Trumpism and International Law

When Donald Trump ran for the Presidency in 2016, he told the country that he was the law and order candidate.

He also repeated the slogan “Make America Great Again” time and time again. Some interpreted this as an attempt to revive America’s greatness while others didn’t understand when America stopped being great. In contrast to the campaign rhetoric, Trump’s Administration has defined itself by hoisting a new world disorder upon the globe and failing to draw upon America’s traditional role as a force for order in the world.

Trump’s views on arms control have undermined the use of law in international affairs.  The President has withdrawn from the Joint Comprehensive Plan of Action (often called the Iran Nuclear Deal) and has announced our country will pull out of the 1987 Intermediate-Range Nuclear Forces Treaty. In addition, Trump has also threatened to withdraw from the Strategic Arms Reduction Treaty. The concept of arms control is to apply the idea of law to the use and accumulation of arms.  The law, in any form, seeks to control society from behaviors that are detrimental to its existence. Nuclear arms need to be controlled because nuclear war means death on a mass scale.

Different administrations have realized this fact since the development of nuclear arms in World War II. President Dwight Eisenhower’s “Atoms for Peace” program, which led to the International Atomic Energy Agency, was an attempt to bring nuclear technology under international control. Later, President Lyndon B. Johnson signed the Treaty on the Non-Proliferation of Nuclear Weapons which committed all countries that signed the treaty to work for nuclear arms control. President Ronald Reagan later signed the INF Treaty that eliminated Russian and American medium range missiles (1,000 to 5,500 kilometers) – which can be armed with nuclear warheads – from Europe. President Richard Nixon’s Strategic Arms Limitation Talks (1969-1972) and Anti-Ballistic Missile Treaty (1972), President Jimmy Carter and President Nixon’s Strategic Arms Limitation Talks II (1972-1979), President George H.W. Bush’s Strategic Arms Reduction Treaty (1991) and Strategic Arms Reduction Treaty II (1993), President George W. Bush’s Strategic Offensive Reductions Treaty (2003), and President Barack Obama’s Strategic Arms Reduction Treaty (2010) and Joint Comprehensive Plan of Action (2015) are all attempts to apply the concept of law to the control of nuclear weapons.

Included in the “Make America Great” ideology is the idea that other countries are taking advantage of America and weakening us. This way of looking at the world says that other nations can’t be trusted and therefore treaties are not worth much.
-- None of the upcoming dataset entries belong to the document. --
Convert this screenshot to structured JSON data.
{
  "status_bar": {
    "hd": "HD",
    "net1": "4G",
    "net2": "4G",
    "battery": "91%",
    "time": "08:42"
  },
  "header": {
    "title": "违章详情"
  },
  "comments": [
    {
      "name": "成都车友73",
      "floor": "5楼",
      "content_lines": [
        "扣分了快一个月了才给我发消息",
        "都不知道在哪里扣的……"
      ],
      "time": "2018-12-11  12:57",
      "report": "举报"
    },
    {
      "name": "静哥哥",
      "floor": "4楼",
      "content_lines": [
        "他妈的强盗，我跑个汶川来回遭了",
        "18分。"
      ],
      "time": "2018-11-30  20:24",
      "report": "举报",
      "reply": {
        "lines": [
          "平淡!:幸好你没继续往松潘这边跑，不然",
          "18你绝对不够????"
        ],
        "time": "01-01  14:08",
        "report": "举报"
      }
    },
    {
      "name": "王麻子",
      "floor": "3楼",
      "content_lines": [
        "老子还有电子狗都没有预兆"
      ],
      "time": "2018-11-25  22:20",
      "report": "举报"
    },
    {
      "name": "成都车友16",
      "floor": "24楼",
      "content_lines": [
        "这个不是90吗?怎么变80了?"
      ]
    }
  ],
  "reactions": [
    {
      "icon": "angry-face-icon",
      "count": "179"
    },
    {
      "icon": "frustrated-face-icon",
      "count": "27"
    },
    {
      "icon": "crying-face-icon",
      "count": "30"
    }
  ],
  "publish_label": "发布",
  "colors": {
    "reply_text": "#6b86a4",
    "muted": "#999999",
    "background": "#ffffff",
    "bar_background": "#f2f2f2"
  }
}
However, this point of view doesn’t understand the nature of nuclear weapons technology. A nuclear war wouldn’t recognize national boundaries due to its destructive nature. Therefore, nation-states must work together to control nuclear weapons.  Russia has already said it will start a nuclear arms buildup in response to the planned withdraw from INF – a move that’s all about actions and reactions.

The tendency to help establish international norms to create a more orderly world – sometimes called international law – goes back to the founding of our republic. Alexander Hamilton, the first Secretary of the Treasury, worried that our first form of government – the Articles of Confederation – was too weak for the federal government enforce the dictates of treaties. He also kept a copy of Renaissance thinker Hugo Grotius’ classic of international law “On the Law of War and Peace” in his library. In 1890, the Pan-American Conference established an arbitration system that Secretary of State James Blaine called a “New Magna Charta.”  In 1897 Secretary of State Richard Onley negotiated a five-year arbitration agreement with Great Britain to resolve all differences not settled by diplomacy. Russian Czar Nicholas II held a peace conference at The Hague in 1899 and the United States attended. President Theodore Roosevelt negotiated an end to the Russo-Japanese War in 1905. President Woodrow Wilson advocated a League of Nations, which our country did not enter, and President Franklin Roosevelt advocated a United Nations, which our country did enter, with the idea of making and enforcing international law.

Our country must move away from the lawless and ahistorical direction of President Trump. Trump and Trumpism must be defeated for America to be great again.